Lo scenario che viene delineandosi perciò, è quello di una contrapposizione eterna fra il tempo del non-evento e l’istante in cui invece l’evento irrompe, imprevisto e imprevedibile, rispetto al quale nessun perfezionamento della tecnica potrà mai costituirsi come risoluzione definitiva. A ben vedere però, se l’evento viene pensato come qualcosa che prima di accadere non era neanche possibile – non esisteva neanche in potenza – allora ci troviamo a tutti gli effetti di fronte ad un ex nihilo. O per meglio dire ad un presunto tale, perché anche se Baudrillard utilizza proprio tale espressione per rendere al meglio la natura irrazionale dell’attentato terroristico, di fatto pensare all’imprevedibile come ad un nulla è un errore. Perché anche se nella mente di chi è destinato a subire l’evento esso è del tutto impossibile, non si può dire altrettanto di quella in cui esso viene progettato, anzi, in quest’ultima esso si mostra in tutta la sua verità.
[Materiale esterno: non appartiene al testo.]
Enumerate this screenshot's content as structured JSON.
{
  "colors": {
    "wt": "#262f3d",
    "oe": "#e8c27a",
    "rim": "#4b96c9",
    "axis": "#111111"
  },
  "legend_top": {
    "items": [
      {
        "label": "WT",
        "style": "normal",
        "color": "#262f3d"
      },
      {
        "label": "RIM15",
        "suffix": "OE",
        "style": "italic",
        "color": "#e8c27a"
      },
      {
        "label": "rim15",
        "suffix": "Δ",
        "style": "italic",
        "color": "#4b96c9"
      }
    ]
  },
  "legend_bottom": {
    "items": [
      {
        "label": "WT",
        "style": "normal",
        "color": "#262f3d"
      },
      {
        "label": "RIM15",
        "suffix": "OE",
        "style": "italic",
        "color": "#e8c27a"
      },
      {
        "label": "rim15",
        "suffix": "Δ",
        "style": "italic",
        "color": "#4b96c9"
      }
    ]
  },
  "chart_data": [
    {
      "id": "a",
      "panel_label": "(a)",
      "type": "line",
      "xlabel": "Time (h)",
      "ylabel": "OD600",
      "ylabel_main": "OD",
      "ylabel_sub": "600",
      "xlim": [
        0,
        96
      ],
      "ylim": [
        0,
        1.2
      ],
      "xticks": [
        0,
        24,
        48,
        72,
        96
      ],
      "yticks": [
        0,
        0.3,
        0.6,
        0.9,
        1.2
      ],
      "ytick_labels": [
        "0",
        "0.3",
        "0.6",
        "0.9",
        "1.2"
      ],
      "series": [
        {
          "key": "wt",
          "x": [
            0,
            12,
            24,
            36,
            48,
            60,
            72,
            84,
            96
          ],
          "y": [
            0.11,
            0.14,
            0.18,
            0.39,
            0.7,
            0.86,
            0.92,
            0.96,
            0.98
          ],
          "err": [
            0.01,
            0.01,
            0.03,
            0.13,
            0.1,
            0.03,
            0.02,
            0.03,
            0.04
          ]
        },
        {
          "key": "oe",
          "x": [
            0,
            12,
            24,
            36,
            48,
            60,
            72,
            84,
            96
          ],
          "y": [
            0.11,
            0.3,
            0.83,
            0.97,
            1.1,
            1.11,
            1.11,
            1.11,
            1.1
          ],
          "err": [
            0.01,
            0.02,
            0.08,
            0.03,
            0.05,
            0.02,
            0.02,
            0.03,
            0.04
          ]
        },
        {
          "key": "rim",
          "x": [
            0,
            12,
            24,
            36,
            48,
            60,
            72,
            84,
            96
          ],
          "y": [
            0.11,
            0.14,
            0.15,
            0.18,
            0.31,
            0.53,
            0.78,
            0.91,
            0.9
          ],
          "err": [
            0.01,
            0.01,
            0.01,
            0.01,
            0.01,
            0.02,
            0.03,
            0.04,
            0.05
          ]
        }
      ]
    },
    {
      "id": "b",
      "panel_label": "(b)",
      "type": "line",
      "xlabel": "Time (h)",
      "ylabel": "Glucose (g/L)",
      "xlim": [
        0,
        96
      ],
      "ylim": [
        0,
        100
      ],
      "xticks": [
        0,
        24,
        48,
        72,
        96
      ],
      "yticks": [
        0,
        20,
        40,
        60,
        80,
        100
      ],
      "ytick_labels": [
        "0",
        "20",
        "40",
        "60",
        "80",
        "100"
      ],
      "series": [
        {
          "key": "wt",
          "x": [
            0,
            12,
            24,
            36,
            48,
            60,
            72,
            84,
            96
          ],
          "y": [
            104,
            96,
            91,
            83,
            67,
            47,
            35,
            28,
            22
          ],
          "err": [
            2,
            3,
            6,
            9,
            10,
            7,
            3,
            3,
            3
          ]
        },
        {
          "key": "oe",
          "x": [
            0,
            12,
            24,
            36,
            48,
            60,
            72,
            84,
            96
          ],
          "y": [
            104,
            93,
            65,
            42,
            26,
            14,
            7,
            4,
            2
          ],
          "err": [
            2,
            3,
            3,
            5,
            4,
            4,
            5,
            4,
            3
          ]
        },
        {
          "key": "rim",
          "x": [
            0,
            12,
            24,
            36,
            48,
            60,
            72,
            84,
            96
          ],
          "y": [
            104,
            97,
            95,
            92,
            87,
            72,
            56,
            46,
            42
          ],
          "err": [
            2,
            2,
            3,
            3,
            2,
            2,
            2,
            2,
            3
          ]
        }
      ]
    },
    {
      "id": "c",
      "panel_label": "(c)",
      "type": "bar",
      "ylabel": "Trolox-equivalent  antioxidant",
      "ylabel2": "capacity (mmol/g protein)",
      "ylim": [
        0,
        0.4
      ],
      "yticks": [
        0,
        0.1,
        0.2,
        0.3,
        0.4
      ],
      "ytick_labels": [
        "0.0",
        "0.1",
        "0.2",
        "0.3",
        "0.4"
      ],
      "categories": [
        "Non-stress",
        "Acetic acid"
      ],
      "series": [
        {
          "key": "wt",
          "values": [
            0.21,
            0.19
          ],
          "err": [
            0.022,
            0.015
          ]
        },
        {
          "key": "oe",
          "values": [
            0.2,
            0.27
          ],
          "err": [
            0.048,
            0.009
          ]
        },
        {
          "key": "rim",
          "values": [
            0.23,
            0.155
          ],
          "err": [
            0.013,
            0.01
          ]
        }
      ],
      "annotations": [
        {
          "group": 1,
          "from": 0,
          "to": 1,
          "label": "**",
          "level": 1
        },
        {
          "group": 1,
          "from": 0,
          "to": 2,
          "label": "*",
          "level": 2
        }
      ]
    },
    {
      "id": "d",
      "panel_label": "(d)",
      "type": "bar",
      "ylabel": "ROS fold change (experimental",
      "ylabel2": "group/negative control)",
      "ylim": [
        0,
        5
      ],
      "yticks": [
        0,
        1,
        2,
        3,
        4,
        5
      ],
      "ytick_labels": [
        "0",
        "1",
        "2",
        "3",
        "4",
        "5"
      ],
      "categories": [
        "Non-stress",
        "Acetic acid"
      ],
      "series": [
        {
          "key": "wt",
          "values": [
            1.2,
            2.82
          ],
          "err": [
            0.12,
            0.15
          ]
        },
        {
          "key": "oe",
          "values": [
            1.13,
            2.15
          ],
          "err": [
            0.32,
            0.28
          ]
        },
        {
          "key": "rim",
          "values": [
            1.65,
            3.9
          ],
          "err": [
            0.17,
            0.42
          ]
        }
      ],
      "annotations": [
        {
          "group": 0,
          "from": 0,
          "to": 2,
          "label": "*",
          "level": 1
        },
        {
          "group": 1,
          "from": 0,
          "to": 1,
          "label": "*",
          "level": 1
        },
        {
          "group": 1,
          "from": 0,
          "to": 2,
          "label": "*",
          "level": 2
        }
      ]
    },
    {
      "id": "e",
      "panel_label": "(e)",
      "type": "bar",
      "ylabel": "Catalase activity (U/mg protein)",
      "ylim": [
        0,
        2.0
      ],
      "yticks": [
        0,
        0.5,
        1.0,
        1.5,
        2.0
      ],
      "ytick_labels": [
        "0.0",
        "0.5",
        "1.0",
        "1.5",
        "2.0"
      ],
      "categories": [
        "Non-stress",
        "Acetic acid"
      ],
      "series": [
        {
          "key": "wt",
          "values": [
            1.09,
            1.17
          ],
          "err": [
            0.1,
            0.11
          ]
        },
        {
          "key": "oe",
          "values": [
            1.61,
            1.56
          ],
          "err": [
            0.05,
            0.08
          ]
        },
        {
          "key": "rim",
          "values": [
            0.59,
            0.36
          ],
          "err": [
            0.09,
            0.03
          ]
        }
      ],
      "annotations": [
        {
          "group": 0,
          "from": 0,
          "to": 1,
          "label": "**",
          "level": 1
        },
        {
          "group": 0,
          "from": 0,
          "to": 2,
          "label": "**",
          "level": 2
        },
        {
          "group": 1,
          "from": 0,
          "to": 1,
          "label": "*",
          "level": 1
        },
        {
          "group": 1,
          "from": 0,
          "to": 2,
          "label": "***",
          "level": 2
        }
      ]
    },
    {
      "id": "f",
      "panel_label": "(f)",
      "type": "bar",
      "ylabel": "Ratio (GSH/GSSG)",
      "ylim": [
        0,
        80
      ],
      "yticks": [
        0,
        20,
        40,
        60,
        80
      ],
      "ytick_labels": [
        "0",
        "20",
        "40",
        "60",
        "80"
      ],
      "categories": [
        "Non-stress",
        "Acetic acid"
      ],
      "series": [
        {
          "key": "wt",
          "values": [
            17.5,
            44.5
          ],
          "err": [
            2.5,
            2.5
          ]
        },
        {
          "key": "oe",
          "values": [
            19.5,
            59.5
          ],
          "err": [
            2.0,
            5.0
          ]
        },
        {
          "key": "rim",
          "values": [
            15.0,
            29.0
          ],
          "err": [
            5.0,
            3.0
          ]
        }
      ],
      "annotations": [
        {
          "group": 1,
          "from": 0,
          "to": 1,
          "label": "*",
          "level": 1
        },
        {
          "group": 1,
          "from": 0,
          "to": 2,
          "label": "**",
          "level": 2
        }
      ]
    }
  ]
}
Perciò, anche se per il filosofo francese la “realtà” nel senso di una dimensione oggettiva da tutti condivisa e condivisibile è solo una costruzione mentale dell’uomo – tanto noi quanto lo specchio che ci riflette siamo parti del medesimo Tutto -; il nulla resta parimenti inammissibile. Anzi, nel pensare l’attacco terroristico come fa la “metafisica dell’evento” si commette esattamente l’errore che s’intende scongiurare negando la realtà, ossia si estromette dal contesto dell’esistente quella singolarità che proprio nel progettare e realizzare l’attentato lancia la sua sfida.

In ultima istanza dunque, è difficile non concordare con Baudrillard nel pensare che tentare di combattere il fenomeno del terrorismo fino ad estirparlo come un male oggettivo, non è solo illusorio ma del tutto impossibile, perché esso vive della stessa linfa che alimenta il sistema contro il quale si scaglia. «Il terrorismo» infatti «può essere interpretato come l’espressione della dissociazione interna di una potenza divenuta onnipotente – violenza mondiale immanente allo stesso sistema mondo. Ed è un’illusione volerlo estirpare come un male oggettivo, quando, nella sua stessa assurdità, è l’espressione della condanna che questa potenza pronuncia su se stessa»8. È parte integrante del mondo che abbiamo costruito e se le cose stanno così, anche l’invito di Derrida ad andare oltre i confini della politica occidentale rischia di risultare inutile poiché un ulteriore ampliamento degli orizzonti mentali in vista di una conciliazione rischia di venire avvertito come l’ennesimo tentativo di rendere tutto equiparabile, semplificabile, omologato. Forse il terrorismo riuscirà a cambiare il mondo, o forse sarà il mondo a cambiare il terrorismo, solo il tempo potrà rendere visibile la risposta a un simile enigma, solo il tempo potrà svelare ciò che la necessità ha già eternamente destinato ad essere.